In April two founders of Centra Tech were arrested by US authorities. It raised $32 million by falsely claiming to be developing a cryptocurrency debit card in partnership with Visa and Mastercard. Actually, the executive team on the website was fictitious and no such products were being developed.
We allege that the Centra co-founders went to great lengths to create the false impression that they had developed a viable, cutting-edge technology.
Robert A. Cohen,
SEC Cyber Unit Head
The ICO was promoted by retired boxer Floyd Mayweather and rap musician DJ Khaled. They are not supposed to be involved in the conflict. Lately, Judge Andrea Simonton of the Southern District of Florida court has considered that the tokens sold in the ICO are securities. It has to be marked that the defendents do not contest this point.

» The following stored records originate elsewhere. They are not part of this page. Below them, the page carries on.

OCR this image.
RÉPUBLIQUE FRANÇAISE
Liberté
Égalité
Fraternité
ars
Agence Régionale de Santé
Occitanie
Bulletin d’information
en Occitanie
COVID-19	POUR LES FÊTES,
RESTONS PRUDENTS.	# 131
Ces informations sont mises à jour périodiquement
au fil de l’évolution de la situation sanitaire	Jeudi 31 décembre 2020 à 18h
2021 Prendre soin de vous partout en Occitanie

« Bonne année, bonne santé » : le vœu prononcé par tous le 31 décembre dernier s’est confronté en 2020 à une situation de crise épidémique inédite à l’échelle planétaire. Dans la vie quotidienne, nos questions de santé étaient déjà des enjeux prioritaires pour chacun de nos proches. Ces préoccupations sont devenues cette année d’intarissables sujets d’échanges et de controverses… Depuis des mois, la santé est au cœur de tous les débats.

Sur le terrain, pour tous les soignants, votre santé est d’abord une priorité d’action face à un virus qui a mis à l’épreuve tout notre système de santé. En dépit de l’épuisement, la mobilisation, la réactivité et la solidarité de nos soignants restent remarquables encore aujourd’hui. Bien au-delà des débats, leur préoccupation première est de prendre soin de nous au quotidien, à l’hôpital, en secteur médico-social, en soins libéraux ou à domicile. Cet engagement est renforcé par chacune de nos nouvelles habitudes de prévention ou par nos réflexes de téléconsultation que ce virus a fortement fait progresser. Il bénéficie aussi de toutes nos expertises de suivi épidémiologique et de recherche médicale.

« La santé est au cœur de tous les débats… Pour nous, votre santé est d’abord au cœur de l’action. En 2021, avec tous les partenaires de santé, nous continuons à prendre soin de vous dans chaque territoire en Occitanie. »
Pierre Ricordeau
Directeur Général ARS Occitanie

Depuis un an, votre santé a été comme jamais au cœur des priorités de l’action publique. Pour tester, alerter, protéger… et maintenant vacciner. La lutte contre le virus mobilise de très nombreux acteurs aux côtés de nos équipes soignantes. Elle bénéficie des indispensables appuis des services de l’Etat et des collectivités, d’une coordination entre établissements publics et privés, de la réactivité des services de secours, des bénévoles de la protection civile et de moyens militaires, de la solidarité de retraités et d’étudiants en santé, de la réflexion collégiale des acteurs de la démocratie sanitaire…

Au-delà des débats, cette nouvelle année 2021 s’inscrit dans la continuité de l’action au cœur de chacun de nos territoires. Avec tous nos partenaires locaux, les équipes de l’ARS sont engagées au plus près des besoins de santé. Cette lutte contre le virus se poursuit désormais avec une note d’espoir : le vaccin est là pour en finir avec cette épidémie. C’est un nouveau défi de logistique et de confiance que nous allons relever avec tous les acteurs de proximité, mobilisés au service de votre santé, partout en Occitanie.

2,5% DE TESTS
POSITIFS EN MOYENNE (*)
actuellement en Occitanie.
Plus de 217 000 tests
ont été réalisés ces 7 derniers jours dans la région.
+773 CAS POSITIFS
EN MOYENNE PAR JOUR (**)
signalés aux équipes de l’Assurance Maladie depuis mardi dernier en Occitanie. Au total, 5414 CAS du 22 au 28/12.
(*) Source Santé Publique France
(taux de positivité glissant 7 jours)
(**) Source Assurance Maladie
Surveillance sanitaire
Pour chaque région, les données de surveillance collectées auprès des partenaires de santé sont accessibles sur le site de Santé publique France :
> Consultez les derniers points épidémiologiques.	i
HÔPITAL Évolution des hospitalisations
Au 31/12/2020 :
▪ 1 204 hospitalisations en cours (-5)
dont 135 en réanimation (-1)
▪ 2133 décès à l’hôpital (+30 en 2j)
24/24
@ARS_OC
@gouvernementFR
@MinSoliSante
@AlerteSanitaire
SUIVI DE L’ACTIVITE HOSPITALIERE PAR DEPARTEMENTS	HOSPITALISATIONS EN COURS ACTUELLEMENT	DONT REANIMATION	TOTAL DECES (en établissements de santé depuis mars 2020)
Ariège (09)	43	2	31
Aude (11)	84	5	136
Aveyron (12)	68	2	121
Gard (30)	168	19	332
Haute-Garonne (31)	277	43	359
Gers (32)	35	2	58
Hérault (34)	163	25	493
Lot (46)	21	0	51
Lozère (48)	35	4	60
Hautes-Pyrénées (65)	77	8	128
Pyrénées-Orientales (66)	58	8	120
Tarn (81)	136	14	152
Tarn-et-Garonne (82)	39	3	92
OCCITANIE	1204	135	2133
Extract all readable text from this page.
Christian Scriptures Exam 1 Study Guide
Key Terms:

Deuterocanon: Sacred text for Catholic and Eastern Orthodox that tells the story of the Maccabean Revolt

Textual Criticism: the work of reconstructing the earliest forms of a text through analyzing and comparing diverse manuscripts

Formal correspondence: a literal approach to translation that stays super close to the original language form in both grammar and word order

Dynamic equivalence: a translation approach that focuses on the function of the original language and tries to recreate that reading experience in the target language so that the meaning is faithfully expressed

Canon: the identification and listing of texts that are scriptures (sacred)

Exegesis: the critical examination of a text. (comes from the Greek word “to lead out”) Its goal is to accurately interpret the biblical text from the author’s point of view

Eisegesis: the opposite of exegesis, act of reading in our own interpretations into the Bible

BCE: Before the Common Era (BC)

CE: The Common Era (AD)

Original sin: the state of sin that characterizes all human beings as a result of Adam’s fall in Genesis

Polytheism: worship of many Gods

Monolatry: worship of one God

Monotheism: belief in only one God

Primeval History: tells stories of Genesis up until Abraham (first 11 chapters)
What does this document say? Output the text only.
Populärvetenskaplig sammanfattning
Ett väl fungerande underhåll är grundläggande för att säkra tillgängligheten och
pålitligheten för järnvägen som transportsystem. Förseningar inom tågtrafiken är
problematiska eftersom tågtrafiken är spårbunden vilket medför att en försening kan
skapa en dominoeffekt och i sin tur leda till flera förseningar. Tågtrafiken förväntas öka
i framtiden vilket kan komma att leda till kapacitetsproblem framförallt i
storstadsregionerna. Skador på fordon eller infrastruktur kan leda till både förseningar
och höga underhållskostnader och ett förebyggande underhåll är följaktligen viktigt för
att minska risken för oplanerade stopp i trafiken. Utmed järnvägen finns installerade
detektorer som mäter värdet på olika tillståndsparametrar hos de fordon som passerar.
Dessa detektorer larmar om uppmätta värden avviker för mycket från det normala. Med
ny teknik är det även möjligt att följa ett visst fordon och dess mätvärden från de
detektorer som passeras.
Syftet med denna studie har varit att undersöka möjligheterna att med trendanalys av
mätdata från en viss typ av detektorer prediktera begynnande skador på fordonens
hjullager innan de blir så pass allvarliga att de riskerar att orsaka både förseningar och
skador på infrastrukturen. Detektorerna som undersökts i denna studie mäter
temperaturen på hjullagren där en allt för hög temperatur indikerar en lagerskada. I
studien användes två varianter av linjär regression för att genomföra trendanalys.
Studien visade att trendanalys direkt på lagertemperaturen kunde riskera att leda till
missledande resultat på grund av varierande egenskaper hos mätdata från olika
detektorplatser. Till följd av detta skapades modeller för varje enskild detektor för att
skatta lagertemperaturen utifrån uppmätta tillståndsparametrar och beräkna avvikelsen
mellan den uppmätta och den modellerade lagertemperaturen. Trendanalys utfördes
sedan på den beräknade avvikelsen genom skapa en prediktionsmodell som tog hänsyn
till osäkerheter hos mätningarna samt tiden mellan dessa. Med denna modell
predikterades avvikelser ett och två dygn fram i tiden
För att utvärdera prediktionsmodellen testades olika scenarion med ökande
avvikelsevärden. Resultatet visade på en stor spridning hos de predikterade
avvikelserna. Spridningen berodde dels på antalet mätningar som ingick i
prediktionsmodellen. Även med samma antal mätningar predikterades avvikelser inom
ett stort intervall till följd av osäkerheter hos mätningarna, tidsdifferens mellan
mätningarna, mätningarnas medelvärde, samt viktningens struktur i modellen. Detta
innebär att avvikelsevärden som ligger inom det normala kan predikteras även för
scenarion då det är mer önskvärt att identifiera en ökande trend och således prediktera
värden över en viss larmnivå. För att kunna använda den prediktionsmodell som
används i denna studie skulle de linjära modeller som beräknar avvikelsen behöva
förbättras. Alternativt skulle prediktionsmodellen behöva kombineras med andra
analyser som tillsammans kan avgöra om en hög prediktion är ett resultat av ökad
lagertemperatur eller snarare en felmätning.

According to US law, the determination of a security is: “An offering is an investment contract if there is: (1) an investment of money (2) in a common enterprise, (3) with the expectation of profits to come solely from the efforts of others.”
This investment shouldn`t be cash, but can take the form of assets, as long as the investor commits them “to an enterprise or venture in such a manner as to subject himself to financial losses.” The existence of a common enterprise must then be set up - “a common enterprise exists where the fortunes of the investor are interwoven with and dependent upon the efforts and success of those seeking the investment of third parties.”
Simonton viewed this satisfied as “the fortunes of individual investors in the Centra Tech ICO were directly tied to the failure or success of the products the Defendants purported to develop. An individual investor could exert no control over the success or failure of his or her investment.”
The definition of a security is set and the punishments can start flowing. The defendants did not register their security, they sold their tokens in various states, the plaintiffs have suffered from financial losses.